Après trois jours sans diffusion d’informations sur l’ensemble des plateformes médiatiques et radios de la province de l’Ituri, le Collectif des journalistes de l’Ituri (CJI) se dit satisfait du respect de cette mesure exceptionnelle observée par les professionnels des médias.
Cette décision faisait suite à l’assassinat de Thierry Banga Lole, journaliste-cameraman à la RTNC Ituri, tué à son domicile dans la nuit du 28 au 29 décembre 2025. Du 30 décembre 2025 au 1ᵉʳ janvier 2026, la plupart de radio ni média en ligne n’a émis d’informations sur toute l’étendue de la province.
Le CJI remercie l’ensemble des journalistes pour avoir respecté cet ordre, symbole de solidarité et de protestation.
« Il était question de pleurer notre confrère, de montrer notre solidarité et contester contre cet assassinat », a déclaré Rachidi Kudra, porte-parole du CJI.
Un message fort adressé aux autorités
Au-delà de l’hommage rendu à leur confrère, ces trois jours de silence médiatique visaient également à interpeller les autorités provinciales, dans un contexte d’état de siège, sur la nécessité de protéger les journalistes. Ces derniers continuent de travailler jour et nuit pour informer la population, malgré une situation sécuritaire particulièrement préoccupante.
Selon Rachidi Kudra, ce silence constitue aussi un avertissement à l’endroit de tous ceux qui prennent pour cible les journalistes, lesquels, en dépit des conditions difficiles, s’efforcent d’apporter la lumière et de faire triompher la vérité.
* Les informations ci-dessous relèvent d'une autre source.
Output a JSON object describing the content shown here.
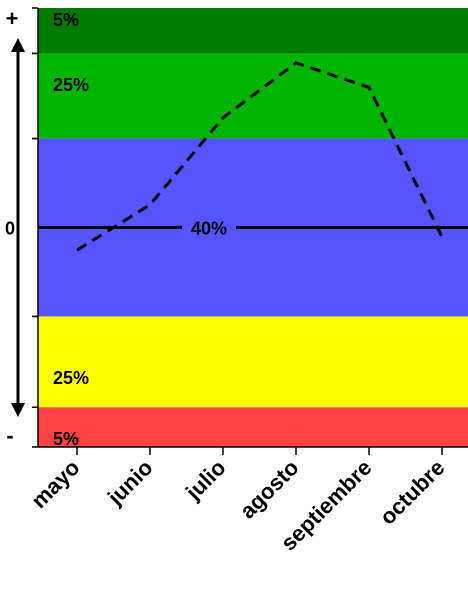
{
  "chart_data": {
    "type": "line",
    "categories": [
      "mayo",
      "junio",
      "julio",
      "agosto",
      "septiembre",
      "octubre"
    ],
    "series": [
      {
        "values": [
          -0.12,
          0.12,
          0.58,
          0.87,
          0.74,
          -0.05
        ],
        "style": "dashed",
        "color": "#000000"
      }
    ],
    "ylim": [
      -1.16,
      1.16
    ],
    "bands": [
      {
        "from": 0.92,
        "to": 1.16,
        "label": "5%",
        "color": "#007a00"
      },
      {
        "from": 0.47,
        "to": 0.92,
        "label": "25%",
        "color": "#00b400"
      },
      {
        "from": -0.47,
        "to": 0.47,
        "label": "40%",
        "color": "#5555ff"
      },
      {
        "from": -0.95,
        "to": -0.47,
        "label": "25%",
        "color": "#ffff00"
      },
      {
        "from": -1.16,
        "to": -0.95,
        "label": "5%",
        "color": "#ff4444"
      }
    ],
    "y_markers": {
      "top": "+",
      "middle": "0",
      "bottom": "-"
    },
    "zero_line": true,
    "legend": "none"
  }
}
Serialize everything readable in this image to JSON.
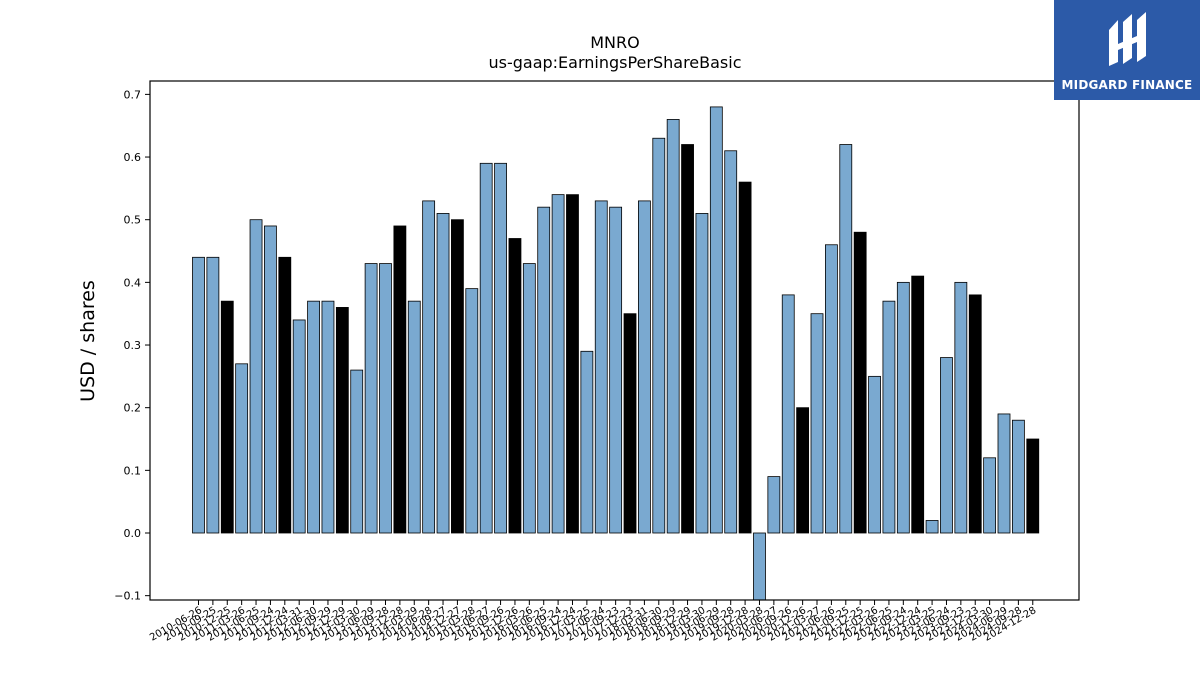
{
  "brand": {
    "name": "MIDGARD FINANCE",
    "bg_color": "#2c5aa8"
  },
  "chart_data": {
    "type": "bar",
    "title": "MNRO",
    "subtitle": "us-gaap:EarningsPerShareBasic",
    "ylabel": "USD / shares",
    "xlabel": "",
    "ylim": [
      -0.11,
      0.72
    ],
    "yticks": [
      -0.1,
      0.0,
      0.1,
      0.2,
      0.3,
      0.4,
      0.5,
      0.6,
      0.7
    ],
    "grid": false,
    "colors": {
      "quarter": "#7aa9d0",
      "annual": "#000000",
      "edge": "#000000"
    },
    "categories": [
      "2010-06-26",
      "2010-09-25",
      "2010-12-25",
      "2011-03-26",
      "2011-06-25",
      "2011-09-24",
      "2011-12-24",
      "2012-03-31",
      "2012-06-30",
      "2012-09-29",
      "2012-12-29",
      "2013-03-30",
      "2013-06-29",
      "2013-09-28",
      "2013-12-28",
      "2014-03-29",
      "2014-06-28",
      "2014-09-27",
      "2014-12-27",
      "2015-03-28",
      "2015-06-27",
      "2015-09-26",
      "2015-12-26",
      "2016-03-26",
      "2016-06-25",
      "2016-09-24",
      "2016-12-24",
      "2017-03-25",
      "2017-06-24",
      "2017-09-23",
      "2017-12-23",
      "2018-03-31",
      "2018-06-30",
      "2018-09-29",
      "2018-12-29",
      "2019-03-30",
      "2019-06-29",
      "2019-09-28",
      "2019-12-28",
      "2020-03-28",
      "2020-06-27",
      "2020-09-26",
      "2020-12-26",
      "2021-03-27",
      "2021-06-26",
      "2021-09-25",
      "2021-12-25",
      "2022-03-26",
      "2022-06-25",
      "2022-09-24",
      "2022-12-24",
      "2023-03-25",
      "2023-06-24",
      "2023-09-23",
      "2023-12-23",
      "2024-03-30",
      "2024-06-29",
      "2024-09-28",
      "2024-12-28"
    ],
    "tick_labels_shown": [
      "2010-06-26",
      "2010-09-25",
      "2010-12-25",
      "2011-03-26",
      "2011-06-25",
      "2011-09-24",
      "2011-12-24",
      "2012-03-31",
      "2012-06-30",
      "2012-09-29",
      "2012-12-29",
      "2013-03-30",
      "2013-06-29",
      "2013-09-28",
      "2013-12-28",
      "2014-03-29",
      "2014-06-28",
      "2014-09-27",
      "2014-12-27",
      "2015-03-28",
      "2015-06-27",
      "2015-09-26",
      "2015-12-26",
      "2016-03-26",
      "2016-06-25",
      "2016-09-24",
      "2016-12-24",
      "2017-03-25",
      "2017-06-24",
      "2017-09-23",
      "2017-12-23",
      "2018-03-31",
      "2018-06-30",
      "2018-09-29",
      "2018-12-29",
      "2019-03-30",
      "2019-06-29",
      "2019-09-28",
      "2019-12-28",
      "2020-03-28",
      "2020-06-27",
      "2020-09-26",
      "2020-12-26",
      "2021-03-27",
      "2021-06-26",
      "2021-09-25",
      "2021-12-25",
      "2022-03-26",
      "2022-06-25",
      "2022-09-24",
      "2022-12-24",
      "2023-03-25",
      "2023-06-24",
      "2023-09-23",
      "2023-12-23",
      "2024-03-30",
      "2024-06-29",
      "2024-09-28",
      "2024-12-28"
    ],
    "values": [
      0.44,
      0.44,
      0.37,
      0.27,
      0.5,
      0.49,
      0.44,
      0.34,
      0.37,
      0.37,
      0.36,
      0.26,
      0.43,
      0.43,
      0.49,
      0.37,
      0.53,
      0.51,
      0.5,
      0.39,
      0.59,
      0.59,
      0.47,
      0.43,
      0.52,
      0.54,
      0.54,
      0.29,
      0.53,
      0.52,
      0.35,
      0.53,
      0.63,
      0.66,
      0.62,
      0.51,
      0.68,
      0.61,
      0.56,
      -0.11,
      0.09,
      0.38,
      0.2,
      0.35,
      0.46,
      0.62,
      0.48,
      0.25,
      0.37,
      0.4,
      0.41,
      0.02,
      0.28,
      0.4,
      0.38,
      0.12,
      0.19,
      0.18,
      0.15
    ],
    "is_annual": [
      false,
      false,
      true,
      false,
      false,
      false,
      true,
      false,
      false,
      false,
      true,
      false,
      false,
      false,
      true,
      false,
      false,
      false,
      true,
      false,
      false,
      false,
      true,
      false,
      false,
      false,
      true,
      false,
      false,
      false,
      true,
      false,
      false,
      false,
      true,
      false,
      false,
      false,
      true,
      false,
      false,
      false,
      true,
      false,
      false,
      false,
      true,
      false,
      false,
      false,
      true,
      false,
      false,
      false,
      true,
      false,
      false,
      false,
      true
    ]
  }
}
« C’est aussi un avertissement pour tout ces gens qui prennent pour cible les journalistes qui travaillent dans une condition difficile, avec le contexte de l’Ituri où l’insécurité persiste encore », a-t-il ajouté.
Ce silence médiatique observé sur toute l’étendue de la province a suscité de nombreuses interrogations, tant au niveau national qu’international, sur la place et la sécurité des journalistes dans une province comme l’Ituri.
Il convient de signaler que deux des quatre suspects impliqués dans le meurtre de Thierry Lole ont déjà été interpellés par la Police nationale congolaise (PNC) dans la ville de Bunia.